Le pré-rapport d'expertise
Cette étape permet de prolonger la discussion médico-légale et de renforcer le caractère contradictoire de l’expertise, puisqu’elle ouvre la possibilité aux parties d’adresser en réaction aux conclusions du pré-rapport des observations écrites ("dire"), auxquelles l’expert sera tenu d’apporter une réponse dans son rapport d’expertise définitif.
Ce peut être l’occasion, à titre d’exemple, d’attirer l’attention de l’expert sur de la littérature médicale, sur une recommandation de la Haute Autorité de Santé, voire sur une jurisprudence en Droit de la Santé.
Le professionnel de santé qui souhaiterait réagir au pré-rapport est invité à faire part de ses observations à ses conseils, et c’est l’assureur qui décidera, en concertation avec le médecin conseil et l’avocat spécialiste, s’il est opportun d’adresser un dire.
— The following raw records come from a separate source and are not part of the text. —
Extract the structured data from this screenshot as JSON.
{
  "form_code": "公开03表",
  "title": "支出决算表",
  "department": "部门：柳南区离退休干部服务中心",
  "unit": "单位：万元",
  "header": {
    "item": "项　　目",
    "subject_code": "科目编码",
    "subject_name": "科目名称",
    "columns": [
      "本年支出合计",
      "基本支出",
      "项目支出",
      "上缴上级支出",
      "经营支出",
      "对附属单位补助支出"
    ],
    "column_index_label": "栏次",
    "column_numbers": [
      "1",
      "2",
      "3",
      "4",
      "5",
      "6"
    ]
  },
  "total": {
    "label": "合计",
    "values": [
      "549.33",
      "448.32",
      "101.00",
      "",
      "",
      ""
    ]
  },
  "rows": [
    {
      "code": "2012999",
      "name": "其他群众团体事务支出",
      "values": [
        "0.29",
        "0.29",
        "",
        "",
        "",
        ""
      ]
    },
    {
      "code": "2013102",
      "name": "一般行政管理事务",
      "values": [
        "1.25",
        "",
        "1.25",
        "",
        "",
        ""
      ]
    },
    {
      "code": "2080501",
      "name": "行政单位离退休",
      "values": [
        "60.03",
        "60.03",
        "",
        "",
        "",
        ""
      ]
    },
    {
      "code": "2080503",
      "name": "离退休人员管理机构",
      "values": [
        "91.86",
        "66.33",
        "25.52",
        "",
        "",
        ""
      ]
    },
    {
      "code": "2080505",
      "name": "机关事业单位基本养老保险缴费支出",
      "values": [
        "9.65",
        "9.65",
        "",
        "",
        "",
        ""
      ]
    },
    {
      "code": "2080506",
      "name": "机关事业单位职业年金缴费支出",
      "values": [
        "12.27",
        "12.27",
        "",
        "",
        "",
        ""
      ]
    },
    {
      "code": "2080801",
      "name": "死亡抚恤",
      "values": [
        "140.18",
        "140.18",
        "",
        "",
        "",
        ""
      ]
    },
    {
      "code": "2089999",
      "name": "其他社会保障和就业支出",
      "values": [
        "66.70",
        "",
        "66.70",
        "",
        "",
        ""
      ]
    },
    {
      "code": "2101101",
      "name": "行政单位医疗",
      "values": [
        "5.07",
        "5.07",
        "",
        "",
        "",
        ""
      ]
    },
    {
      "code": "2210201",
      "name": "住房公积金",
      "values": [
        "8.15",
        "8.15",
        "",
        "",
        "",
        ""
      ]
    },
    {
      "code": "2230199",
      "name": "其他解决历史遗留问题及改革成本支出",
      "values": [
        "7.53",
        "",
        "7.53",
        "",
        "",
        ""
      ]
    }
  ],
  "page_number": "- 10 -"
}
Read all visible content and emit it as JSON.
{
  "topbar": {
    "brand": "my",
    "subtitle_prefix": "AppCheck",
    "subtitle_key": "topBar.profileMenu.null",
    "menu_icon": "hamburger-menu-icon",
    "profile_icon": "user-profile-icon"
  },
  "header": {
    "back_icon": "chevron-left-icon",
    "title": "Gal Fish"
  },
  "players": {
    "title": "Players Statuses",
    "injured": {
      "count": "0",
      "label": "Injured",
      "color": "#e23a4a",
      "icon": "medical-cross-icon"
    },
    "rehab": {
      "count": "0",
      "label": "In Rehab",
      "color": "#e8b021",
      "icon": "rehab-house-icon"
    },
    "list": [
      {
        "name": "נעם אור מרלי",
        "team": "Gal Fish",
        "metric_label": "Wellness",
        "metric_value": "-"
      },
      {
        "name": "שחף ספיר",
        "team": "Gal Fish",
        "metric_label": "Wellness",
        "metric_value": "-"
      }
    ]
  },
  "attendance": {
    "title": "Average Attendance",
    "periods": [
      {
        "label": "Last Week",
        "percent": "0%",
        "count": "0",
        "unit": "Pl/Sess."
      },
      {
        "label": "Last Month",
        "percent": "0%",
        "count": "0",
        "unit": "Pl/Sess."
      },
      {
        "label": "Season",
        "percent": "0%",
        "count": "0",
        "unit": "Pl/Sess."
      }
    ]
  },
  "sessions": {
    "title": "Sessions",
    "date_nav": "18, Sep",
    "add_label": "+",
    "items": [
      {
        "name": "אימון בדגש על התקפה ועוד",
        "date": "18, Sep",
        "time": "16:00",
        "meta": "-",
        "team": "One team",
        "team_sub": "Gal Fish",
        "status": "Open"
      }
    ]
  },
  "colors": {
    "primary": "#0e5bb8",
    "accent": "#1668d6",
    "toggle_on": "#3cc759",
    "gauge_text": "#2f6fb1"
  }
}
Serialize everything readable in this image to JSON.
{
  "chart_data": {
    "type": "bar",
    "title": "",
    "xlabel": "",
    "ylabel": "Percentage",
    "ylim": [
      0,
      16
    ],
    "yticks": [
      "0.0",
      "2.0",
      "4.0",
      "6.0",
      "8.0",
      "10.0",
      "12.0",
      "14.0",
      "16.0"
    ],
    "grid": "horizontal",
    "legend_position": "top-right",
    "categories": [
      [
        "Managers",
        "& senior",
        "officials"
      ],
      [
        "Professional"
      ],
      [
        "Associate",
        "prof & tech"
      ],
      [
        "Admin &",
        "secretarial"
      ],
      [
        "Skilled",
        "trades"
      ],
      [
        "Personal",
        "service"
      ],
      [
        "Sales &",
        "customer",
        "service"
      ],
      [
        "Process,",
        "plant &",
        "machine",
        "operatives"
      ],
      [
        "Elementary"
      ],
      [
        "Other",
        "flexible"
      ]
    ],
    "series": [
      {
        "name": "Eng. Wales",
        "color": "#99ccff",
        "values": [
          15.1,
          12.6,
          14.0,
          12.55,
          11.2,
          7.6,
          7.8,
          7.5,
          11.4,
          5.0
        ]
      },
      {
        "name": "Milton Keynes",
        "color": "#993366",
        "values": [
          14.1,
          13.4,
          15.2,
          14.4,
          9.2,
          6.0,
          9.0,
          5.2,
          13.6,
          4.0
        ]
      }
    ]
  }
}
Un échange constructif interviendra encore à ce stade.
L'avis expertal
En pratique, nous rencontrons trois cas au moment du dépôt du rapport d’expertise médicale :
- dans plus d’un cas sur deux, l’acteur de santé est mis hors de cause au plan médical ;
- dans 20 à 30 % des cas, un manquement professionnel est retenu, expliquant totalement ou partiellement le préjudice de la victime ;
- et enfin dans 20 % des cas l’avis expertal est incertain, voire inexploitable.
Dans les cas où un grief est retenu à l’encontre d’un professionnel de santé, l’assureur, après avoir recueilli le sentiment de l’équipe pluridisciplinaire constituée pour sa défense, propose :
- soit un accord amiable,
- soit de recourir aux juridictions pour trancher la question de la responsabilité professionnelle, surtout en présence de victimes de mauvaise foi, ou réclamant des indemnisations hors de proportion avec les dommages subis.
Notes
1- Les agents publics et salariés seront dans la grande majorité des cas couverts par la responsabilité civile de leur employeur, mais il peut subsister des hypothèses de responsabilité individuelle en cas de faute détachable du service, d’agissement en dehors de la mission confiée par l’employeur ou encore en matière pénale, qui ne seront pas abordées dans cet article.
2- En cas de retard de déclaration préjudiciable à l’assureur, l’assuré risque de se voir opposer une déchéance de garantie, voir les dispositions de l’article L.113-2 du Code des assurances.
3- sauf demande officielle de communication du dossier médical par le patient.
4- même s’il arrive régulièrement que la victime n’ait aucun grief particulier à formuler contre les professionnels de santé mis en cause, surtout lorsqu’elle recherche une indemnisation au titre de la solidarité nationale.